Aluna grunted. “Why would I try to escape before warrior training?”
The senator crouched and sprang into the air. Her wings unfolded and caught the wind. She rose fast as air bubbles in the deep. Wings, Aluna had to admit, were almost as wonderful as tails.
She jogged over to the base of the great basin wall and started up the stairs. She took them two at a time at first, eager not to miss a single moment of practice. Halfway up, her head started to spin and her lungs demanded more air. She puffed on the breather and kept going. By the time she’d made it to the top, she had to drag herself up the final stairs, one at a time, with a rest between steps. Sweat clung to her skin, a sensation she despised. The ocean kept you clean and cool.
The first platform seemed to be a preparation and resting area. Long benches lined the rim around neat stacks of equipment, jugs of water, and piles of towels for wiping away sweat.

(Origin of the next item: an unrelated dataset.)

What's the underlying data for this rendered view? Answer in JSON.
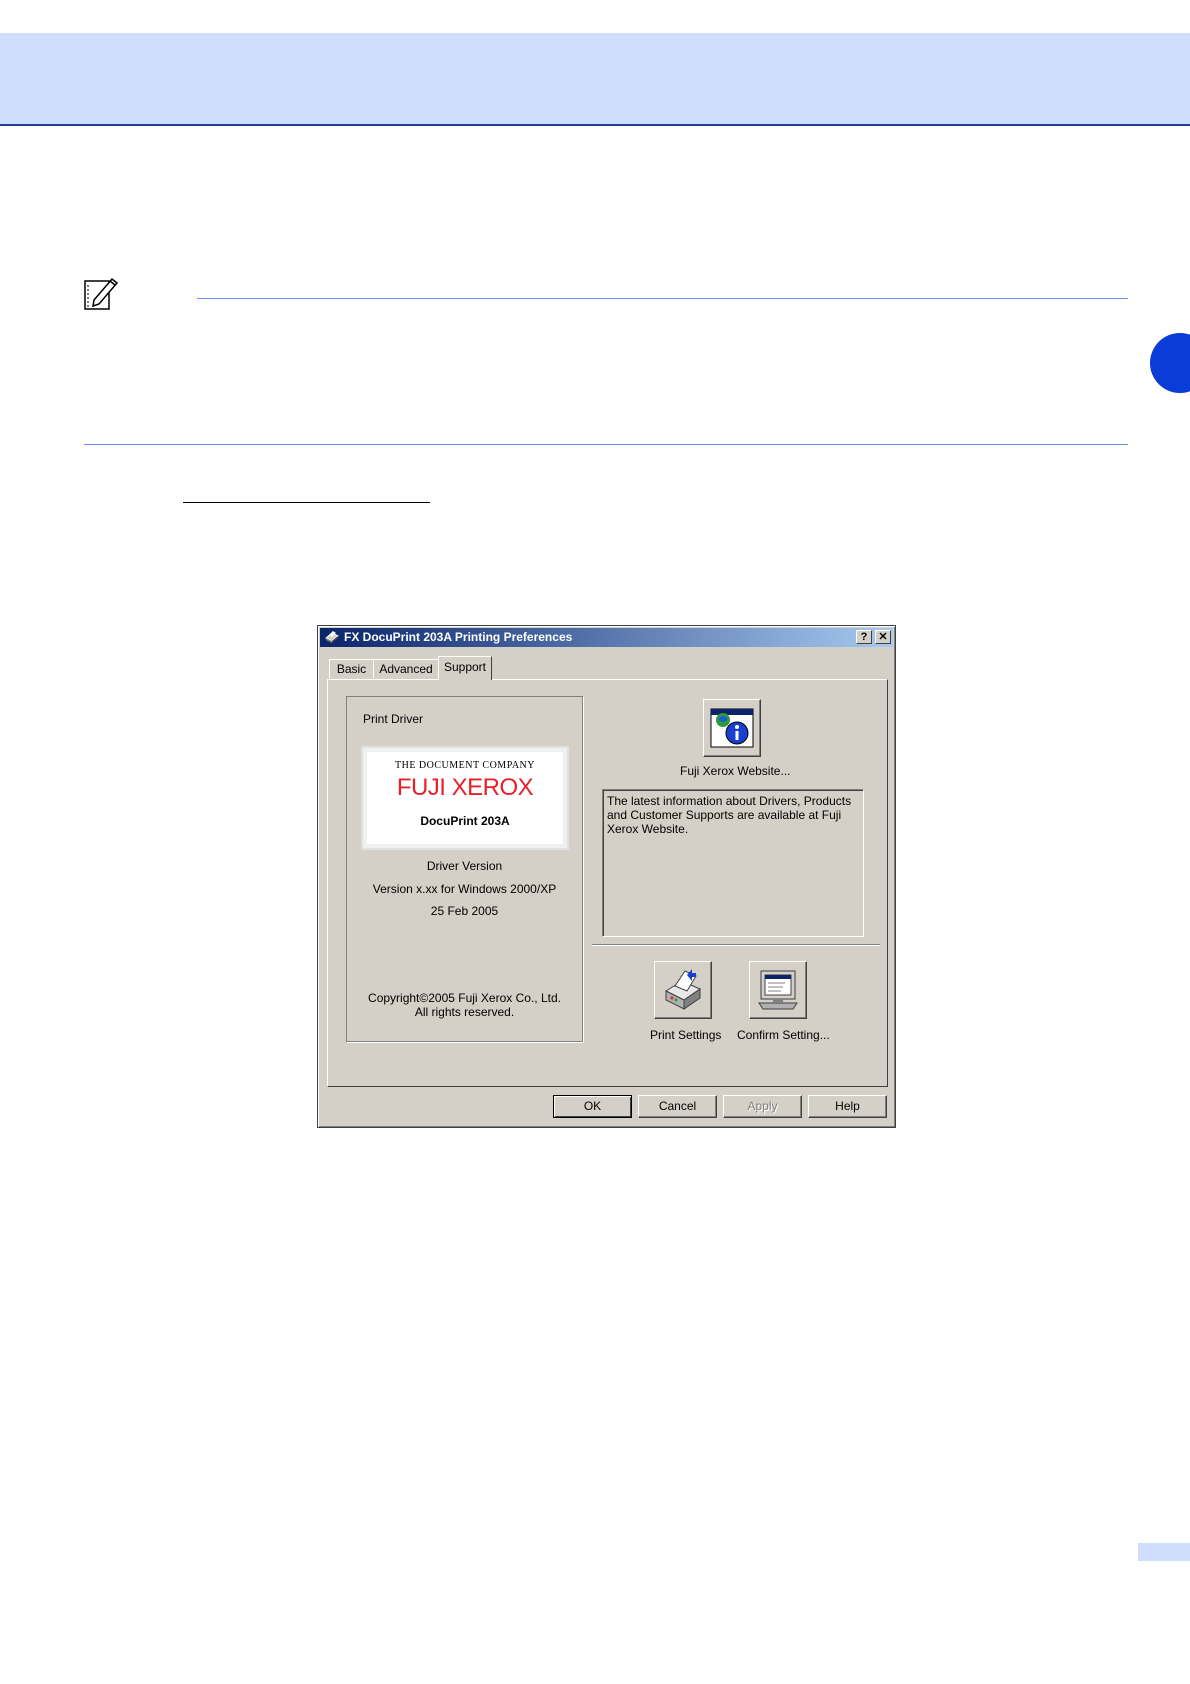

Water flowed inside three alcoves nestled into the cliff face for Aviars who wanted a more thorough cleaning.
The warriors on the platform pretended to ignore her, but she caught more than one stealing a look. Those beginning their training donned padded armor, then leaped off the platform and flew to another. Aviars finished with their exercise jumped off the edge and drifted out of sight.
Aluna was wiping sweat off her face when Calliope landed next to her in a flutter of wings and a gush of air.

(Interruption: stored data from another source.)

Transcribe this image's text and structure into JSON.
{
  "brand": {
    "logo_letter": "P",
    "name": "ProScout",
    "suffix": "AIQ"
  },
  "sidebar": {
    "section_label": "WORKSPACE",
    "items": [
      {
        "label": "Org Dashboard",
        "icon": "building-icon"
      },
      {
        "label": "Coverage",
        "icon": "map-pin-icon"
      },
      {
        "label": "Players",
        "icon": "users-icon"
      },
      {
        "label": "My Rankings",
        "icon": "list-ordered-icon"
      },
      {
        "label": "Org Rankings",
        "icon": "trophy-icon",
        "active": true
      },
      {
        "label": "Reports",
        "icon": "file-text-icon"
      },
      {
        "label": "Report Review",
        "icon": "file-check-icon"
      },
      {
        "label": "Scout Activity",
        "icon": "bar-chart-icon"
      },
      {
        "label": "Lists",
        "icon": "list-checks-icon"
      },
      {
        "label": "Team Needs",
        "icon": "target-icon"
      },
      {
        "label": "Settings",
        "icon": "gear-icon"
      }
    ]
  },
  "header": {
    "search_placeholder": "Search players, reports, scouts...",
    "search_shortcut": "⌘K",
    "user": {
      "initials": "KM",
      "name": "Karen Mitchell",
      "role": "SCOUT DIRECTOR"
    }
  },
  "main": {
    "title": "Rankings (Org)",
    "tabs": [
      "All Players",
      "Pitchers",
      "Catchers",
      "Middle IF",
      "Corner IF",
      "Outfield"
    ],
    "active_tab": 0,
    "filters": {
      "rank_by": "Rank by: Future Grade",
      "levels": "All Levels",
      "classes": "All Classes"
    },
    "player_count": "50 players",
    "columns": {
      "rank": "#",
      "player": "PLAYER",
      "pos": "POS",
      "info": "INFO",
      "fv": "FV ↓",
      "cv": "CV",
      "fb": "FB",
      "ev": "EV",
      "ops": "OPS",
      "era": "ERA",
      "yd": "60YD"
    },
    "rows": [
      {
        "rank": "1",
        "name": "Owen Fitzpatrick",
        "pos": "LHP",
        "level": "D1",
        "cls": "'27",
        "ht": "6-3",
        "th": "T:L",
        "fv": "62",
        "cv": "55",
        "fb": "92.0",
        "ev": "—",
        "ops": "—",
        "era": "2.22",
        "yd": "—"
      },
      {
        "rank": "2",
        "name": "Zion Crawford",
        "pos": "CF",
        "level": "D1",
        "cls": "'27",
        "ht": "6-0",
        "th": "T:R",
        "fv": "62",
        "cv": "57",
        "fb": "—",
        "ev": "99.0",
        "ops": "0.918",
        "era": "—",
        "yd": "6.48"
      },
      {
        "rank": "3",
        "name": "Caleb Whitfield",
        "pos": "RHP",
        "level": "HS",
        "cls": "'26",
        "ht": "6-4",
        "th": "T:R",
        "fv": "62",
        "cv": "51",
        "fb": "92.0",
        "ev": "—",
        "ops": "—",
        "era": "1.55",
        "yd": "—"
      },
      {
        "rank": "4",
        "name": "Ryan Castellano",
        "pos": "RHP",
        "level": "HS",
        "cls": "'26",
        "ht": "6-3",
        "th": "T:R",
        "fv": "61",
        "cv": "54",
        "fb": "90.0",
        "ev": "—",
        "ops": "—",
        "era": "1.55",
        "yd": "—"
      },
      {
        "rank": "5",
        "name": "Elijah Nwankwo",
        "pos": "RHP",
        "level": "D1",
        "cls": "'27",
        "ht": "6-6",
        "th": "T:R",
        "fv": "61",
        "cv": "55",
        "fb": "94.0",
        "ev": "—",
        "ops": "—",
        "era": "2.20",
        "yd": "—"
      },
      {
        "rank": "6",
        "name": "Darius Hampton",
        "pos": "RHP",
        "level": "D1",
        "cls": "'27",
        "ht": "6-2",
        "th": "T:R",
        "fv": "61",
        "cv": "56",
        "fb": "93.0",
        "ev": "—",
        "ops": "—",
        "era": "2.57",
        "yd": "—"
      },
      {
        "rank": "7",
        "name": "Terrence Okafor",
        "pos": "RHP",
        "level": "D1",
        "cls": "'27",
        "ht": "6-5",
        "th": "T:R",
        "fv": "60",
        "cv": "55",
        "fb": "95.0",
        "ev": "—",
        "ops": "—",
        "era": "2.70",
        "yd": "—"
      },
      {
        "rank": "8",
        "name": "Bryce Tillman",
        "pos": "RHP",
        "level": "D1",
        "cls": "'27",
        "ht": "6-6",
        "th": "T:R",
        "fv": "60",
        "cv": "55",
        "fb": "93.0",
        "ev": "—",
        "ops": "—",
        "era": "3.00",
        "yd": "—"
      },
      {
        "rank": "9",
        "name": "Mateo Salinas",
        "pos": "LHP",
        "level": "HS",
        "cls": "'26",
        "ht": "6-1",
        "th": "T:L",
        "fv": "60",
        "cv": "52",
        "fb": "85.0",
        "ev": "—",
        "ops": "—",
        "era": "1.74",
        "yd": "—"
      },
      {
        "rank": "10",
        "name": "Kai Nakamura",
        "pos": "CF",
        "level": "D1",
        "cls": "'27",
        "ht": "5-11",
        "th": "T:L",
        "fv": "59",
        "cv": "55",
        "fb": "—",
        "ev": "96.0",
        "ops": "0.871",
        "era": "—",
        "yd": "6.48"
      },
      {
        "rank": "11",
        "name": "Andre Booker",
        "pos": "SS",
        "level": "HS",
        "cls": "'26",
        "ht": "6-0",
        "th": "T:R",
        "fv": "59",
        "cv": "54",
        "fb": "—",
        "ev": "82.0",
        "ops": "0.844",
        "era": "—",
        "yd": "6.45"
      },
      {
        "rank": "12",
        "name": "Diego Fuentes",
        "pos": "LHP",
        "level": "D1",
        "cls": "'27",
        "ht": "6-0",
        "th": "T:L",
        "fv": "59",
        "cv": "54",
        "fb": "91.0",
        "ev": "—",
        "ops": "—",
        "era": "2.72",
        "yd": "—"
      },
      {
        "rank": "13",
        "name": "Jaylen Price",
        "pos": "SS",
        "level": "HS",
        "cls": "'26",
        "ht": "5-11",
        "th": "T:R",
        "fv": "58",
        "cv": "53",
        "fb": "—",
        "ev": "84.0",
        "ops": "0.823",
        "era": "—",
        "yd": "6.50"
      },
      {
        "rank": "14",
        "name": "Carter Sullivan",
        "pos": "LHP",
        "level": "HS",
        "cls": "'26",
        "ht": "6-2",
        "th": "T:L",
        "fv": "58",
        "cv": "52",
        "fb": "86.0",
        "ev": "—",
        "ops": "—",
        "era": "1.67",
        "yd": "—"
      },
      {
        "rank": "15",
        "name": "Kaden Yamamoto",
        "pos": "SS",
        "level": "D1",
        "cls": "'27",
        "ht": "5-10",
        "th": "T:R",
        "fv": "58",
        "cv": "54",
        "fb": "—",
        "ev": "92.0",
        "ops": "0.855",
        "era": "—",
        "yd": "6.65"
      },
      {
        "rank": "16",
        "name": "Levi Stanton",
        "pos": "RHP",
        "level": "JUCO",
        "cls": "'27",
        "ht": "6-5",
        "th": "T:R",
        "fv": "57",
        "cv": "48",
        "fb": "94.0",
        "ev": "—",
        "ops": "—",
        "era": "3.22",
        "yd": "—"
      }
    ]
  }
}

“I’m so sorry!” Calli blurted. “I didn’t want you and Hoku to get stuck here because of me. You don’t really have to be my friend.”

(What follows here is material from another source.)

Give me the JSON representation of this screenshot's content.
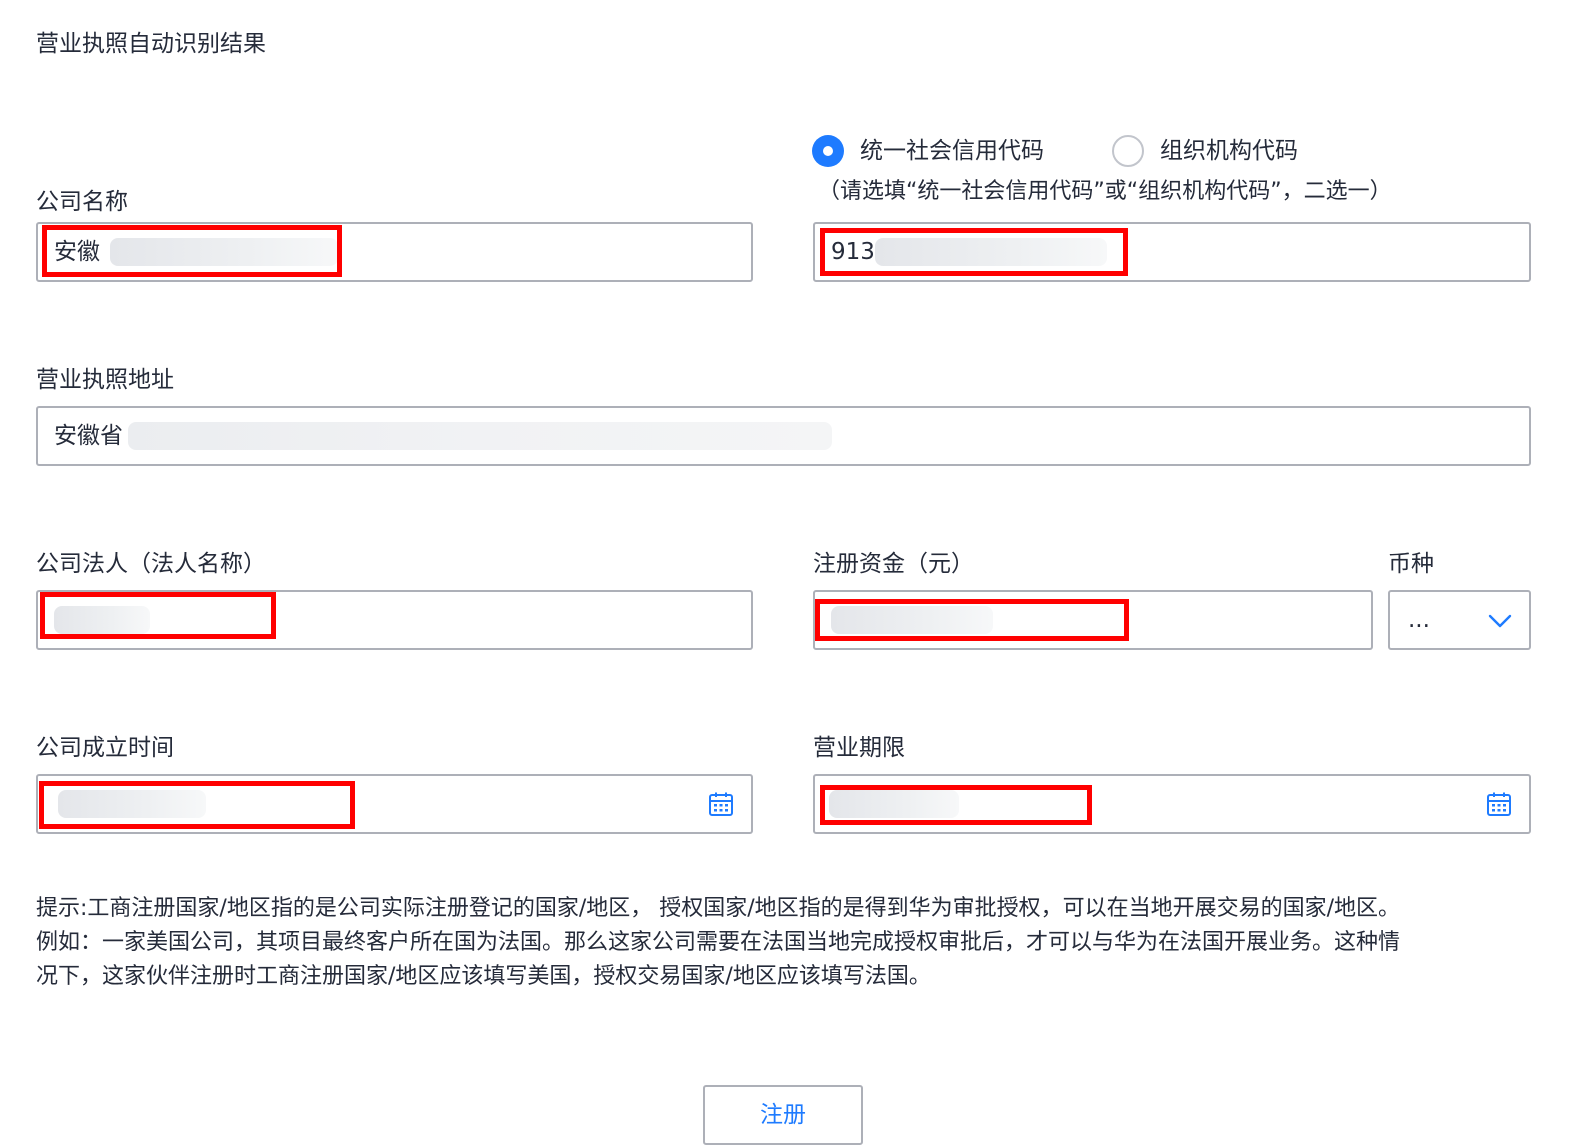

Aluna opened her mouth to speak, but her lungs needed more air. She popped the breather in her mouth and inhaled. Even with the steep climb, she was beginning to need the artifact less and less. After she’d gotten a
few good puffs, she secured the breather in her waist pouch.
“We all have to obey my mother,” Calli continued. “But you don’t have to pretend to like me or anything.” Her face was red, and her arms crossed and uncrossed and crossed again in front of her. “I’ll understand.”
“Calli —”
“I don’t even want to be a fighter,” the girl said nervously. “If I hadn’t been born the daughter of the president, I’d be a tailor, just like everyone else born that month. Can you imagine? Me, making clothes! If I got to pick, I’d be a technician or a doctor. I like figuring out how things work. But those jobs weren’t scheduled to come up for ages.”
“Wait. You don’t pick your job based on what you’re good at?” Aluna asked. “What if you don’t have the skills you need?”
“Oh, we’re designed to be good at everything,” Calli said. “We’ve analyzed all our eggs and only the best ones are grown into Aviars.”
“Aviars lay eggs?” Aluna asked, astonished.
“Not that kind of egg, silly,” Calli said. She sounded just like Hoku. “Let’s go — we’ll get in trouble if we’re late.” She swooped up toward one of the training platforms, leaving Aluna to scramble for the next set of stairs.
When she got to the top, High Senator Electra was waiting, a sharp gleam in her eyes. “Where’s your gear? You should always arrive at practice on time and properly attired for the workout.”
Aluna hauled herself up the last stair and stood at attention as best she could. Now it made sense why their lesson had to take place on the highest of all the platforms. To inflict maximum pain and suffering.
“I’ll practice without it,” Aluna said. She’d rather be covered in bruises than have to climb back down and up those stairs again.
“Never mind,” Electra said. She motioned to a pile of armor. “I brought an extra set. Put it on.”
For once, Aluna did as she was told. She pulled padded leg guards over her shins and wrapped thick foam around her forearms. The chest guard was tight — Aviars were thin as eels compared to Kampii — but she managed to squirm into it. Electra tossed her a padded hat. It fit snugly around her head, even without the straps tied beneath her chin.